Stadtparlament: Selbst entscheiden statt delegieren

16.03.2021
  • Innenstadt braucht selbstbewusstes und entscheidungswilliges Parlament
  • Absage an SPD-Vorschläge – Sachkundige Bürger bessere Alternative

Mit Verwunderung haben die Freien Demokraten die Vorschläge der SPD zur Innenstadt zur Kenntnis genommen. Zusätzlich zu dem von der Stadtpolitik schon länger ins Spiel gebrachten „Runden Tisch Innenstadt“ wollen die Sozialdemokraten gleich noch drei weitere Gremien – Stadtplanungsausschuss, Städtebaubeirat und eine „Werkstatt Innenstadt“ – einrichten.

Statt den Fokus aufs schnelle Handeln in einem selbstbewussten Parlament zu legen, würde dadurch der Entscheidungsprozess verlangsamt und die Verantwortlichkeit zerfasert werden. „Unserem Verständnis nach muss die Stadtpolitik aber von den gewählten Fraktionen gemacht werden. Kommunalpolitik funktioniert dann gut, wenn die Stadtverordneten in ständigem Kontakt mit den Bürgern stehen und deren Ideen und Anregungen in das Parlament und die Ausschüsse einbringen“ – so der stellv. Stadtverbandsvorsitzende Dr. Sebastian Koch.

Um Expertenwissen gezielt abzurufen, empfehlen die Freien Demokraten vielmehr die Möglichkeit der Ernennung von sachkundigen Bürgern mit Rederecht in den Ausschüssen. Um aber über eine Novellierung des Flächennutzungsplans, die Anpassung der Baunutzungsverordnung an die Anforderungen des Einzelhandels, die verkehrstechnische Erreichbarkeit der Innenstadt, Verkaufsflächenbedarf bzw. -überangebot sowie über ein mögliches Mitspracherecht des Einzelhandels bei Baumaßnahmen zu diskutieren, braucht es keine neuen Gremien und Posten.

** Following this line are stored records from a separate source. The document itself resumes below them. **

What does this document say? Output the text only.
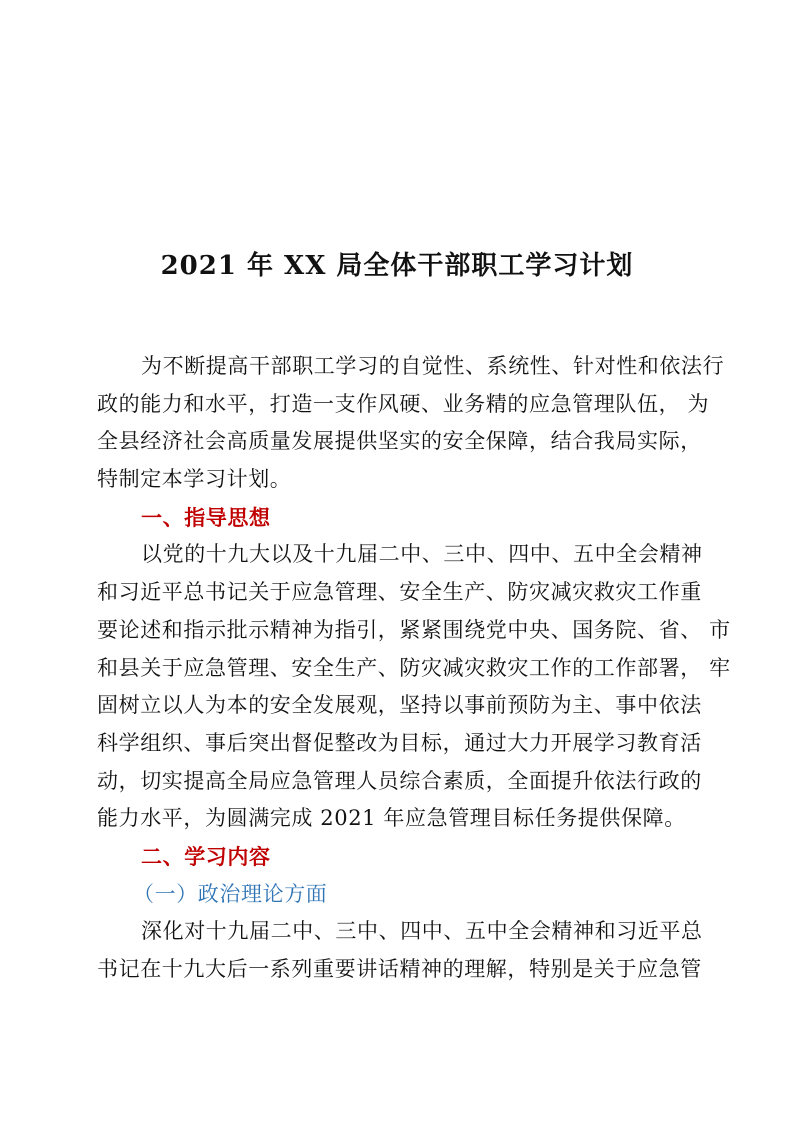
2021 年 XX 局全体干部职工学习计划
为不断提高干部职工学习的自觉性、系统性、针对性和依法行
政的能力和水平，打造一支作风硬、业务精的应急管理队伍， 为
全县经济社会高质量发展提供坚实的安全保障，结合我局实际，
特制定本学习计划。
一、指导思想
以党的十九大以及十九届二中、三中、四中、五中全会精神
和习近平总书记关于应急管理、安全生产、防灾减灾救灾工作重
要论述和指示批示精神为指引，紧紧围绕党中央、国务院、省、 市
和县关于应急管理、安全生产、防灾减灾救灾工作的工作部署， 牢
固树立以人为本的安全发展观，坚持以事前预防为主、事中依法
科学组织、事后突出督促整改为目标，通过大力开展学习教育活
动，切实提高全局应急管理人员综合素质，全面提升依法行政的
能力水平，为圆满完成 2021 年应急管理目标任务提供保障。
二、学习内容
（一）政治理论方面
深化对十九届二中、三中、四中、五中全会精神和习近平总
书记在十九大后一系列重要讲话精神的理解，特别是关于应急管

„Statt einer Zergliederung der Entscheidungsfindung fordern wir also ihre Konzentration in der Stadtverordnetenversammlung und den vorgelagerten Ausschüssen. Denn Stadtentwicklung wird nur dann erfolgreich sein, wenn die verschiedenen kommunalen Aufgabenbereiche wie Wirtschafts- und Tourismusförderung, Standortpolitik, Haushalt und Finanzen, Mobilität sowie Sozial- und Umweltpolitik allumfassend gedacht und in den Entwicklungsprozess einbezogen werden “ – so Koch abschließend.